Dossier, Edição Nº 356 - Set/Out 2018

Dar voz aos moradores - Proteger o direito à Habitação

por Paula Santos

O acesso a uma habitação condigna para todos está longe de ser uma realidade, em especial dos jovens e das famílias com rendimentos mais baixos.

Cumprir o direito constitucional à habitação foi a matriz orientadora da intervenção do PCP no plano institucional, em particular na Assembleia da República.

Em ligação com a realidade, no contacto com os moradores e inquilinos e representantes, denunciámos os problemas concretos, demos voz às reivindicações e traduzimos em iniciativa legislativa as soluções.

A acção, a intervenção e a proposta do PCP nesta nova fase da vida política nacional foram determinantes nos avanços alcançados na maior protecção dos moradores e do direito à habitação, designadamente:

– A impenhorabilidade de habitação própria e permanente nos casos de execuções fiscais evitou o despejo de cerca de 19 mil famílias num ano e meio;

– A alteração ao regime jurídico da renda apoiada trouxe maior estabilidade e protecção dos moradores com carência económica por via da eliminação de mecanismos que facilitavam o despejo, da introdução de critérios que visam a redução do valor da renda como a consideração do rendimento líquido, o aumento de deduções por dependente, para os idosos e famílias monoparentais e a redução da taxa de esforço máxima;

– Com o objectivo de compatibilizar a actividade económica alojamento local, o acesso à habitação e a salvaguarda das características dos bairros e das comunidades foi introduzido na lei a regulamentação municipal com a definição de quotas nas áreas a definir; maior responsabilização do titular do alojamento local (seguro multi-risco, possibilidade de pagamento adicional ao condomínio e a assumpção das despesas com obras nas partes comuns para adaptar o locado) e a realização de um relatório anual de avaliação do impacto do alojamento local a entregar à Assembleia da República;

– A possibilidade de o inquilino em caso de propriedade vertical poder exercer o direito de preferência sob a parte que ocupa, para o arrendamento habitacional e não habitacional;

– A prorrogação do período transitório por mais cinco anos para os idosos, para as pessoas com incapacidade superior a 60% e para o arrendamento não habitacional; a prorrogação por três anos do período transitório para as famílias com mais baixos rendimentos, no âmbito do NRAU (Novo Regime do Arrendamento Urbano);

– A redução da taxa máxima do IMI de 0,5% para 0,45%;

– O alargamento das condições de atribuição de apoio no âmbito do programa Porta 65 Jovem, nomeadamente o aumento da idade até aos 35 anos, o alargamento do período de apoio para os cinco anos e a majoração do apoio para os agregados familiares que integram pessoas com incapacidade superior a 60%, com filhos e famílias monoparentais;

– Aprovada a recomendação ao Governo no sentido da realização de um levantamento nacional sobre as carências habitacionais, o qual identificou cerca de 26 mil famílias com carências habitacionais; da criação de um programa nacional de realojamento acompanhado dos respectivos meios e da criação de uma comissão de acompanhamento;

– E a recomendação que propõe medidas para que o Governo conjuntamente com os moradores encontre uma solução que possibilite ultrapassar o incumprimento destes ao IHRU (Instituto da Habitação e da Reabilitação Urbana), tendo em conta as reais condições económicas e sociais de cada agregado familiar.

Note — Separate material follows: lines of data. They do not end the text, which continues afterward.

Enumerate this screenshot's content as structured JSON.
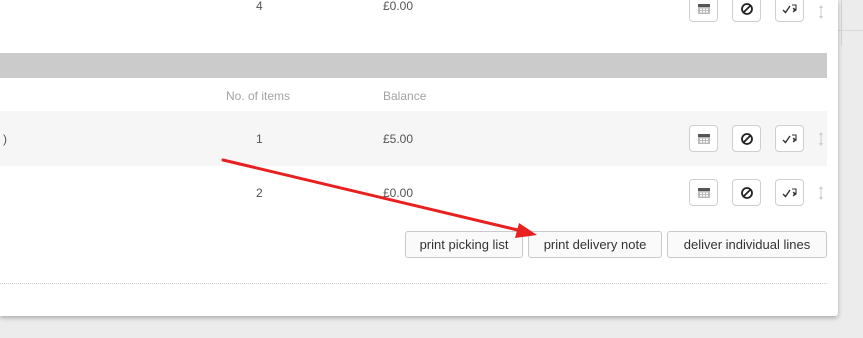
{
  "top_row": {
    "items": "4",
    "balance": "£0.00"
  },
  "table": {
    "headers": {
      "items": "No. of items",
      "balance": "Balance"
    },
    "rows": [
      {
        "id_fragment": ")",
        "items": "1",
        "balance": "£5.00"
      },
      {
        "id_fragment": "",
        "items": "2",
        "balance": "£0.00"
      }
    ]
  },
  "actions": {
    "print_picking_list": "print picking list",
    "print_delivery_note": "print delivery note",
    "deliver_individual_lines": "deliver individual lines"
  },
  "icons": {
    "calendar": "calendar-icon",
    "cancel": "ban-icon",
    "deliver": "check-delivery-icon",
    "reorder": "drag-handle-icon"
  },
  "colors": {
    "annotation_arrow": "#e8201f",
    "header_bar": "#cbcbcb"
  }
}
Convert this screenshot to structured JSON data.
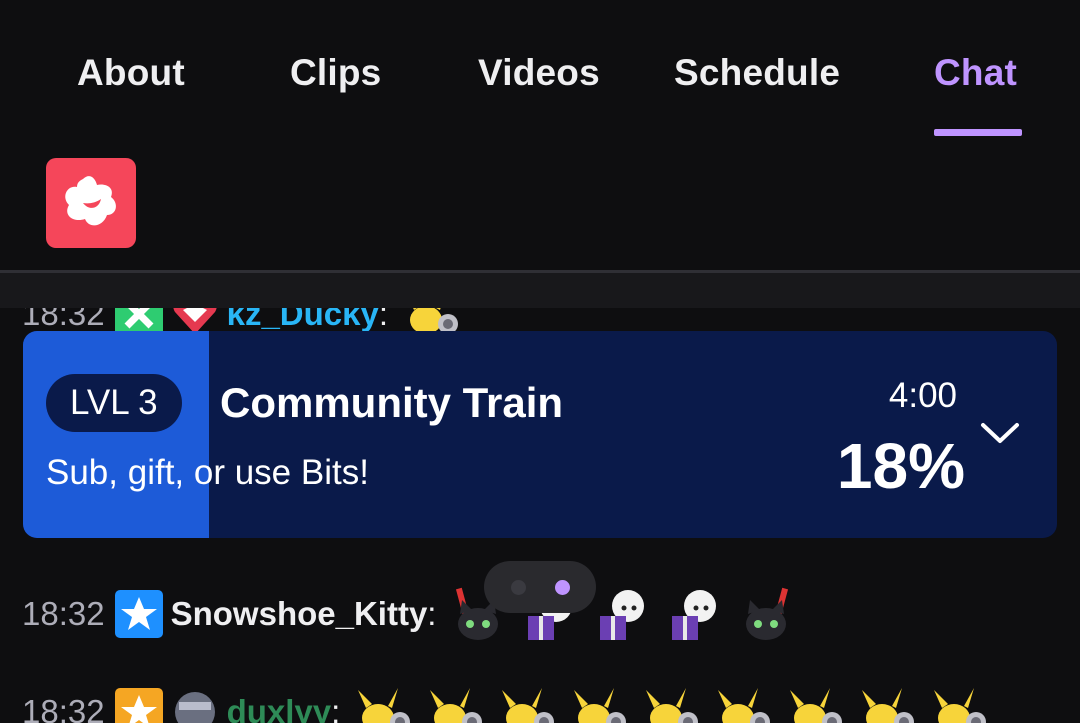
{
  "tabs": [
    {
      "label": "About"
    },
    {
      "label": "Clips"
    },
    {
      "label": "Videos"
    },
    {
      "label": "Schedule"
    },
    {
      "label": "Chat"
    }
  ],
  "active_tab": "Chat",
  "colors": {
    "accent": "#bf94ff",
    "background": "#0e0e10",
    "train_fill": "#1d5bd8",
    "train_bg": "#0a1a4a",
    "logo": "#f5465a"
  },
  "chat": {
    "messages": [
      {
        "time": "18:32",
        "username": "kz_Ducky",
        "color": "#29b6f6",
        "emotes": [
          "pikachu-emote"
        ]
      },
      {
        "time": "18:32",
        "username": "Snowshoe_Kitty",
        "color": "#efeff1",
        "emotes": [
          "cat-emote",
          "gift-emote",
          "gift-emote",
          "gift-emote",
          "cat-emote"
        ]
      },
      {
        "time": "18:32",
        "username": "duxlyy",
        "color": "#2e8b57",
        "emotes": [
          "pikachu-emote",
          "pikachu-emote",
          "pikachu-emote",
          "pikachu-emote",
          "pikachu-emote",
          "pikachu-emote",
          "pikachu-emote",
          "pikachu-emote",
          "pikachu-emote"
        ]
      }
    ]
  },
  "train": {
    "level": "LVL 3",
    "title": "Community Train",
    "subtitle": "Sub, gift, or use Bits!",
    "timer": "4:00",
    "percent_label": "18%",
    "progress": 0.18
  },
  "pager": {
    "pages": 2,
    "active_index": 1
  }
}
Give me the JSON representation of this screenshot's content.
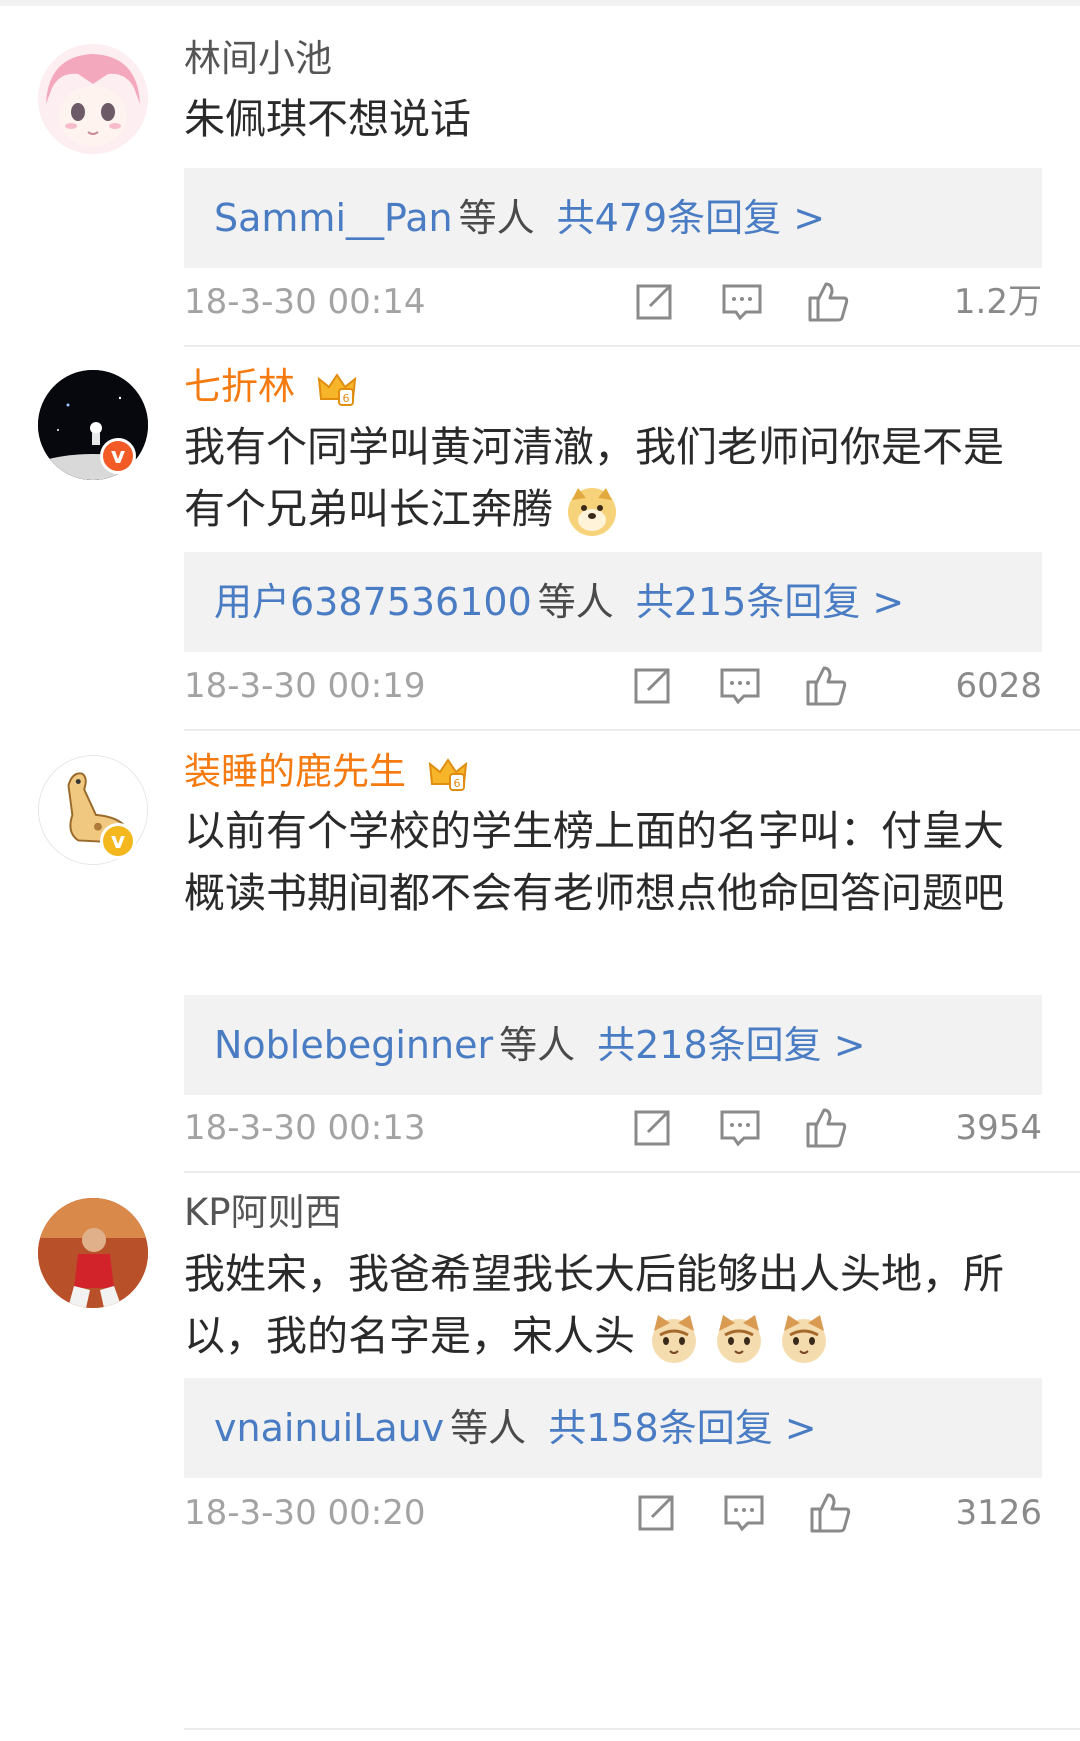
{
  "comments": [
    {
      "username": "林间小池",
      "text": "朱佩琪不想说话",
      "reply_users": "Sammi__Pan",
      "reply_etc": "等人",
      "reply_count": "共479条回复 >",
      "time": "18-3-30 00:14",
      "likes": "1.2万"
    },
    {
      "username": "七折林",
      "text": "我有个同学叫黄河清澈，我们老师问你是不是有个兄弟叫长江奔腾",
      "reply_users": "用户6387536100",
      "reply_etc": "等人",
      "reply_count": "共215条回复 >",
      "time": "18-3-30 00:19",
      "likes": "6028"
    },
    {
      "username": "装睡的鹿先生",
      "text": "以前有个学校的学生榜上面的名字叫：付皇大概读书期间都不会有老师想点他命回答问题吧",
      "reply_users": "Noblebeginner",
      "reply_etc": "等人",
      "reply_count": "共218条回复 >",
      "time": "18-3-30 00:13",
      "likes": "3954"
    },
    {
      "username": "KP阿则西",
      "text": "我姓宋，我爸希望我长大后能够出人头地，所以，我的名字是，宋人头",
      "reply_users": "vnainuiLauv",
      "reply_etc": "等人",
      "reply_count": "共158条回复 >",
      "time": "18-3-30 00:20",
      "likes": "3126"
    }
  ],
  "colors": {
    "link_blue": "#4a7cc4",
    "vip_orange": "#f57a10",
    "reply_bg": "#f2f2f2",
    "muted_gray": "#a3a3a3"
  },
  "icons": [
    "repost-icon",
    "comment-icon",
    "like-icon",
    "crown-icon",
    "doge-emoji",
    "cat-emoji"
  ]
}
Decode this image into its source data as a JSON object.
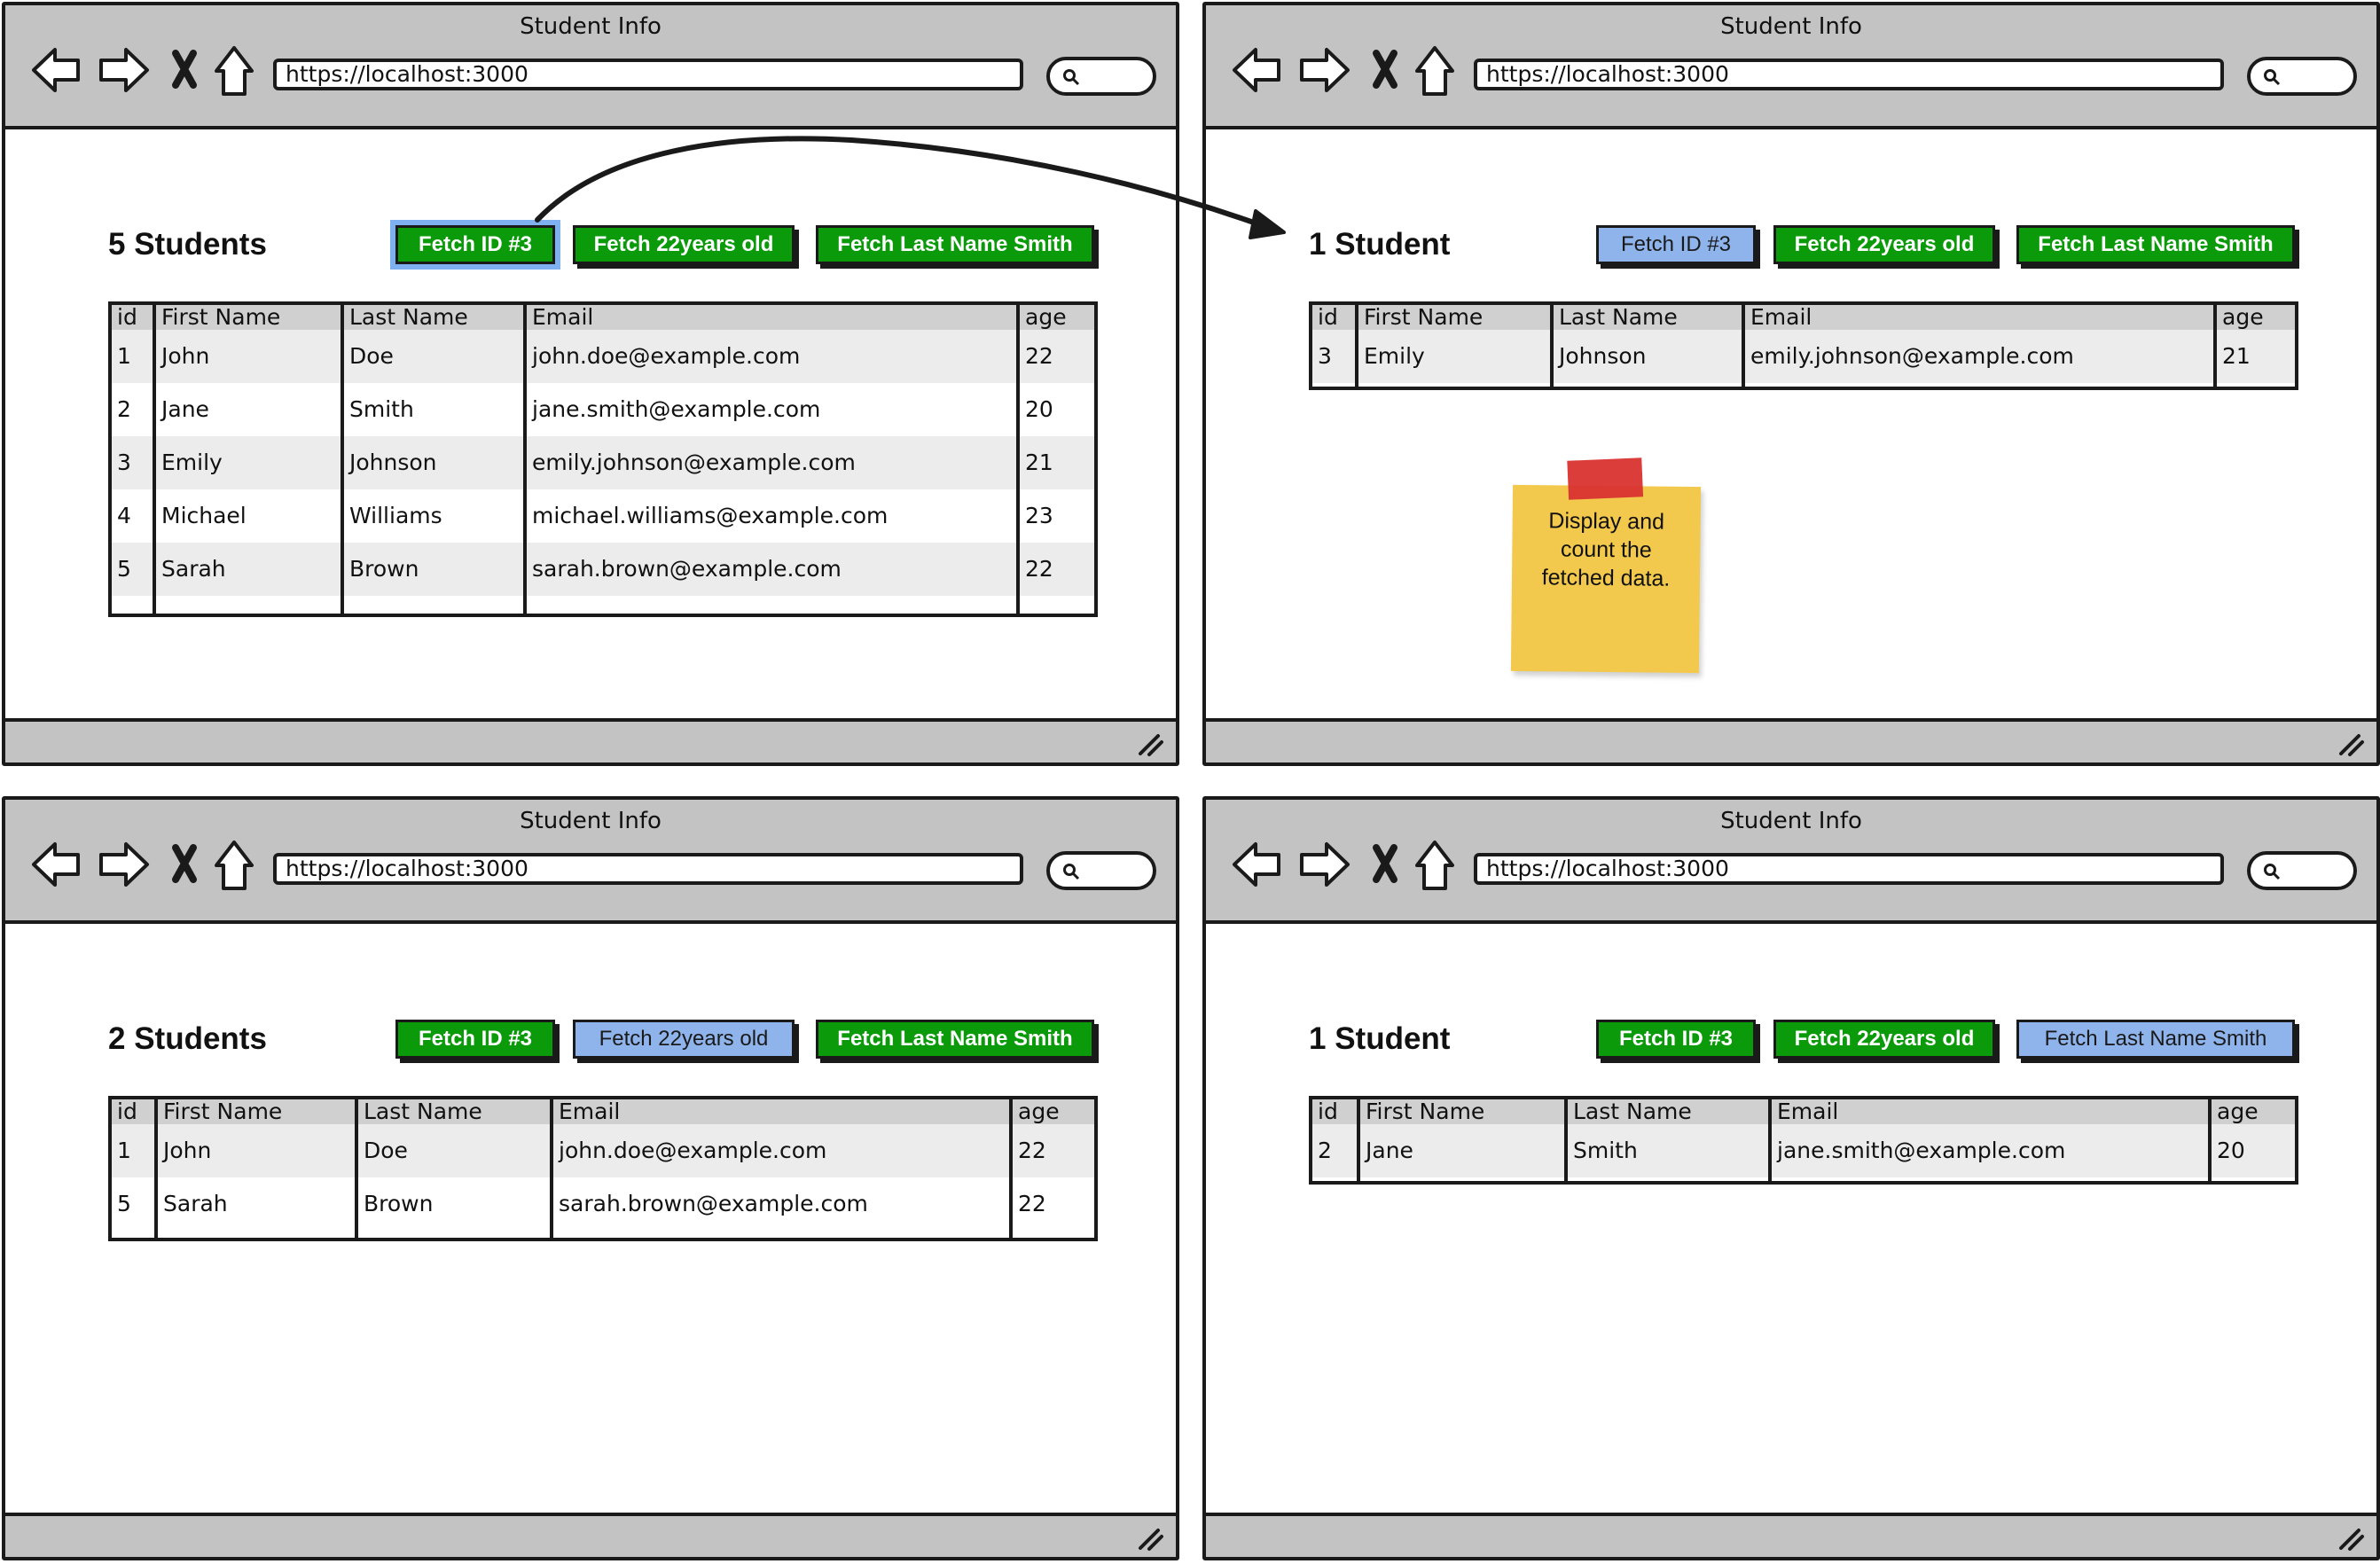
{
  "windows": [
    {
      "title": "Student Info",
      "url": "https://localhost:3000",
      "heading": "5 Students",
      "buttons": [
        {
          "label": "Fetch ID #3",
          "state": "pressed"
        },
        {
          "label": "Fetch 22years old",
          "state": "active"
        },
        {
          "label": "Fetch Last Name Smith",
          "state": "active"
        }
      ],
      "table": {
        "headers": [
          "id",
          "First Name",
          "Last Name",
          "Email",
          "age"
        ],
        "rows": [
          [
            "1",
            "John",
            "Doe",
            "john.doe@example.com",
            "22"
          ],
          [
            "2",
            "Jane",
            "Smith",
            "jane.smith@example.com",
            "20"
          ],
          [
            "3",
            "Emily",
            "Johnson",
            "emily.johnson@example.com",
            "21"
          ],
          [
            "4",
            "Michael",
            "Williams",
            "michael.williams@example.com",
            "23"
          ],
          [
            "5",
            "Sarah",
            "Brown",
            "sarah.brown@example.com",
            "22"
          ]
        ]
      }
    },
    {
      "title": "Student Info",
      "url": "https://localhost:3000",
      "heading": "1 Student",
      "buttons": [
        {
          "label": "Fetch ID #3",
          "state": "disabled"
        },
        {
          "label": "Fetch 22years old",
          "state": "active"
        },
        {
          "label": "Fetch Last Name Smith",
          "state": "active"
        }
      ],
      "table": {
        "headers": [
          "id",
          "First Name",
          "Last Name",
          "Email",
          "age"
        ],
        "rows": [
          [
            "3",
            "Emily",
            "Johnson",
            "emily.johnson@example.com",
            "21"
          ]
        ]
      }
    },
    {
      "title": "Student Info",
      "url": "https://localhost:3000",
      "heading": "2 Students",
      "buttons": [
        {
          "label": "Fetch ID #3",
          "state": "active"
        },
        {
          "label": "Fetch 22years old",
          "state": "disabled"
        },
        {
          "label": "Fetch Last Name Smith",
          "state": "active"
        }
      ],
      "table": {
        "headers": [
          "id",
          "First Name",
          "Last Name",
          "Email",
          "age"
        ],
        "rows": [
          [
            "1",
            "John",
            "Doe",
            "john.doe@example.com",
            "22"
          ],
          [
            "5",
            "Sarah",
            "Brown",
            "sarah.brown@example.com",
            "22"
          ]
        ]
      }
    },
    {
      "title": "Student Info",
      "url": "https://localhost:3000",
      "heading": "1 Student",
      "buttons": [
        {
          "label": "Fetch ID #3",
          "state": "active"
        },
        {
          "label": "Fetch 22years old",
          "state": "active"
        },
        {
          "label": "Fetch Last Name Smith",
          "state": "disabled"
        }
      ],
      "table": {
        "headers": [
          "id",
          "First Name",
          "Last Name",
          "Email",
          "age"
        ],
        "rows": [
          [
            "2",
            "Jane",
            "Smith",
            "jane.smith@example.com",
            "20"
          ]
        ]
      }
    }
  ],
  "sticky_note": {
    "text": "Display and count the fetched data."
  },
  "colors": {
    "chrome": "#c3c3c3",
    "button_active": "#0a9a0a",
    "button_disabled": "#8fb4ec",
    "selection_highlight": "#7fb0f0",
    "sticky": "#f2c94c",
    "sticky_tape": "#d8332f"
  },
  "icons": [
    "back-arrow-icon",
    "forward-arrow-icon",
    "stop-x-icon",
    "home-icon",
    "search-icon",
    "resize-grip-icon"
  ]
}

As medidas positivas conquistadas na área da habitação resultaram da intervenção e proposta do PCP. A intervenção do PCP marca a diferença nesta legislatura, no sentido do progresso, na protecção do direito à habitação, honrando o compromisso assumido com os moradores, os inquilinos e as populações. Não desperdiçaremos nenhuma oportunidade de ir mais longe na protecção do direito à habitação, tendo presente a necessidade da ruptura com a política de direita, por uma política alternativa, patriótica e de esquerda.